Kommt der Zeitpunkt der Abarbeitung und Daten liegen zum Versand bereit, so wird Paket um Paket aus der Queue „unter Bezahlung“ versandt, bis die Queue leer ist oder aber nach Versand eines Pakets das Guthaben <0 ist. Im letzten Fall müssen die verbleibenden Pakete darauf warten, bis das Guthaben wieder ≥0 ist und sich der Scheduler erneut um die Queue kümmert.

Um das Verfahren fair zu gestalten und dennoch die Bandbreiten- und Latenzanforderungen zu garantieren, laufen die Berechnungen in Zeitschlitzen von 125 µs (im Standard) ab.
idleSlope beträgt also nicht tatsächlich 75 Mbit pro Sekunde sondern 75 Mbit/s × 10-6 × 125 pro 125 Mikrosekunden.

Benötigt eine CBS-Queue nicht alle vorhandenen Credits, so kann die übrig gebliebene Bandbreite von anderen Nicht-CBS-Queues verwendet werden.
Andere CBS-Queues dürfen diese nicht verwenden, da dadurch ihre Reservierung überschritten werden würde.
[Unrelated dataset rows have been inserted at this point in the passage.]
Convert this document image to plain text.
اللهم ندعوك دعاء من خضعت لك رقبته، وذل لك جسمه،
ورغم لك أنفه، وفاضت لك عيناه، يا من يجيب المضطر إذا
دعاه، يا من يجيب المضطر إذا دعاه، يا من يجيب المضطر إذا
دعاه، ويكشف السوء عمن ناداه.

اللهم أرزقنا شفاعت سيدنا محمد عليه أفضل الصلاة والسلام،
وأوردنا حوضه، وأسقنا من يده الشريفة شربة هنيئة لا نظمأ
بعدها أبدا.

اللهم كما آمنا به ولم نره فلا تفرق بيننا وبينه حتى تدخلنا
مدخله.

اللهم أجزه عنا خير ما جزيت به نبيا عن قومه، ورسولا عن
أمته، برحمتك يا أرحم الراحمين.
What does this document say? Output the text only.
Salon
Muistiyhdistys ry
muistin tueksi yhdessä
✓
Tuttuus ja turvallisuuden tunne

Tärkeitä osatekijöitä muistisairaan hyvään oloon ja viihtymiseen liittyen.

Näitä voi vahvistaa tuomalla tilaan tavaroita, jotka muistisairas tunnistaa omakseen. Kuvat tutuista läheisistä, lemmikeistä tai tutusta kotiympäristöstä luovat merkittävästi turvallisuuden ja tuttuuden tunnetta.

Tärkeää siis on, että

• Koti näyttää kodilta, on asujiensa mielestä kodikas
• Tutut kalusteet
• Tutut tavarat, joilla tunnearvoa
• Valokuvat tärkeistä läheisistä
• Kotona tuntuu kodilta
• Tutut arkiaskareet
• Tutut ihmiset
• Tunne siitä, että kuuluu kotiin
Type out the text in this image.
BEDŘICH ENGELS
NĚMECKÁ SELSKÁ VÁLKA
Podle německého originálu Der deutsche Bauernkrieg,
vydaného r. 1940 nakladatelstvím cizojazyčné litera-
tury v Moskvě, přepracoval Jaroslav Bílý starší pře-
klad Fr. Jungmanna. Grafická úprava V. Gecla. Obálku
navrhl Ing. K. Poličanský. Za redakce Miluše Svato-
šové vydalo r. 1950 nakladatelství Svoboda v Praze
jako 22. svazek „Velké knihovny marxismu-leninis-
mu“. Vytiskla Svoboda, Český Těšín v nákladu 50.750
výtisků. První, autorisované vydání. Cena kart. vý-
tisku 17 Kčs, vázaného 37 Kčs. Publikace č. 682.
Die Steuerung der Reservierung läuft im Falle von AVB/TSN automatisch ab. Hierzu werden s. g. SRP-Domains (Stream Reservation Protocol) im Netzwerk etabliert, welche einheitliche Klassenanforderungen auf allen involvierten Netzwerkgeräten anfordern. SRP kümmert sich darum, dass das Erfüllen einer Reservierung, als auch ein Fehler zu den Teilnehmern kommuniziert wird.

Ein Fehler wäre beispielsweise, wenn eine Reservierung nicht erfüllt werden kann, da diese mit bereits bestehenden Reservierungen zu einer „Überreservierung“ der tatsächlichen Portgeschwindigkeit führen würde.

Mit SRP wird sichergestellt, dass die Anforderungen vom Anfang bis zum Ende, also vom Talker zum Listener, auch tatsächlich erfüllt werden.